Words for the blood, not the brain
‘Nationalism is an infantile thing – it’s the measles of mankind’.
If Nobel prizewinner Albert Einstein’s quip is right, then it’s time to extend vaccination programs in Indonesia and Australia before the epidemic hits.
For there are troubling signs that rational thought is being infected by the virus of base political rhetoric.
Consider the comments of new Agriculture Minister Barnaby Joyce. The Queensland politician feels uncomfortable with Indonesians buying 10,000 square kilometers of Northern Australia (an area twice the size of Lombok), to raise cattle for consumption in the Republic.
Like all populists the minister knows that his views play well with the xenophobic. These suspicious folk were revealed last month (Aug) through an Australian government-commissioned survey. This showed almost half the respondents believe Indonesia is a threat.
Mr Joyce doesn’t disparage directly, preferring the fuzzy phrase ‘national interest.’ But the message is clear: Who’d want sinister foreigners with their funny habits, strange language and curious religion sitting on our land? Goodness, they might even make it more productive.
Nonetheless Mr Joyce’s mutterings have copped some stick, as Australians say. A maturing electorate? Maybe - or because his boss, Prime Minister Tony Abbott is trying to be nice to the people next door and show his Asian credentials.
Despite Mr Joyce’s concerns a sale will probably go through after scrutiny by the Foreign Investment Review Board. The Chinese, British, Americans and many other nationals, including presidential hopeful Aburizal Bakrie, have owned leases over big pastoral stations (ranches). Discrimination against Indonesia is unlikely, even though the reverse operates.
On this side of the Arafura Sea there’s no way Australians can buy even a grain of the Archipelago. Apart from leasing a condo the best we can do is enjoy property held in the name of an Indonesian spouse or business partner. The risks are obvious.
Mr Joyce is a member of the conservative National Party (in coalition with the Liberal Party majority), but even some supporters, particularly those with properties for sale, reckon he’s singing yesteryear’s song.
Not so in Indonesia.
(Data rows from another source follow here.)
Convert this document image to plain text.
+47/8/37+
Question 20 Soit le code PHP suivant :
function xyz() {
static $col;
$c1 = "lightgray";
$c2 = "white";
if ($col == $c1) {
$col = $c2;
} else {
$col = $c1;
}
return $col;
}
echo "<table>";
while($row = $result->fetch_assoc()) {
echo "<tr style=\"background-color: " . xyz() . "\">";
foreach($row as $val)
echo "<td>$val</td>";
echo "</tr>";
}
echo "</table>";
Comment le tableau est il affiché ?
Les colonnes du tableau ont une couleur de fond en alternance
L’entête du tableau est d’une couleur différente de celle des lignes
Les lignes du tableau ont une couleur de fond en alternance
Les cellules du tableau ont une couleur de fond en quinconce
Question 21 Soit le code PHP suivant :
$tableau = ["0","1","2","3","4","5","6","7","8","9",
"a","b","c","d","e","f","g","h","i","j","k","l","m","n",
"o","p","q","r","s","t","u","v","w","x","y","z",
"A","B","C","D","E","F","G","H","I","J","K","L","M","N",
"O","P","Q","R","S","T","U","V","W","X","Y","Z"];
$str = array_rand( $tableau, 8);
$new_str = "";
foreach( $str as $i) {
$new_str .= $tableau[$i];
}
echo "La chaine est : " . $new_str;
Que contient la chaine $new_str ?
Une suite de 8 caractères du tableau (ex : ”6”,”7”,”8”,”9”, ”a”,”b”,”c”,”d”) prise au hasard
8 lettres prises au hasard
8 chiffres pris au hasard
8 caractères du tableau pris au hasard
What Perth academic Professor Krishna Sen calls ‘nationalistic fervour’ remains top of the pops.
Writing on The Conversation website she made the embarrassing (for Australians) observation that the present Indonesian Cabinet is smart, well-educated and understands more about Australia than its counterpart does of Indonesia.
Three key members of the Indonesian Government, including vice president Boediono, studied at Australian universities. Six have PhDs.
So all the more surprise that such a sophisticated ministry seems determined to bang the nationalistic drum with its policies, knowing that the risks of rousing the masses are real and damaging.
According to the London-based economic think-tank Global Trade Alert, Indonesia has implemented 198 protectionist measures that ‘are harmful, or almost certainly harmful to Indonesia.’ Another 88 are in the queue.
Further proof that foreigners aren’t wanted came with the release this month (Sept) of figures showing a six per cent drop in work permits. For Australians the figure is even greater - about a third, down to just over 2,300 in the past year.
Employers here and elsewhere usually want the best person for the job. Are qualifications and experience of less value than birthplace? Does citizenship trump merit? In the current climate the answers are ‘yes’.
Writing in The Wall Street Journal Jakarta-based management consultants John Kurtz and James Van Zorge commented on ‘the curse of nationalism’, adding: ‘Policy changes in the mining, retail, horticultural and oil and gas sectors have led foreign investors to reassess the risk of doing business here.’
Foreign companies take profits out of the country so are easy to demonize: ‘You are poor because they are greedy’. Investors also take risks and create jobs. That’s usually overlooked
Elections are great opportunities for politicians to offer slogans rather than plans. Mr Abbott’s one-liner ‘stop the boats’ resonated with an electorate deeply worried about Middle Eastern and Sri Lankan asylum seekers being ferried to Australian shores by Indonesian fishermen.
How that’s going to be achieved is another matter. The plans revealed so far, including Indonesian ‘transit ports’ for refugees, seem set to inflame emotions.
National flags are useful symbols but can also mask purpose. All the indicators are that next year’s presidential election will be a policy-free affair driven by personalities draping themselves in red and white.
The dog whistling has already started. Terms like ‘territorial integrity’ and ‘sovereign rights’ stir the blood but dull the brain.
In 2010 President Susilo Bambang Yudhoyono addressed the Australian Parliament. He said the first challenge facing the two nations was to ‘bring a change in each other’s mindset’.
He continued: ‘The most persistent problem is the presence of age-old stereotypes – misleading, simplistic mental caricatures that depict the other side in a bad light.’
It will be sad and damaging if next year’s candidates follow Mr Joyce’s misleading and simplistic view that the nation will be better off without outsiders, their money, expertise - and friendship.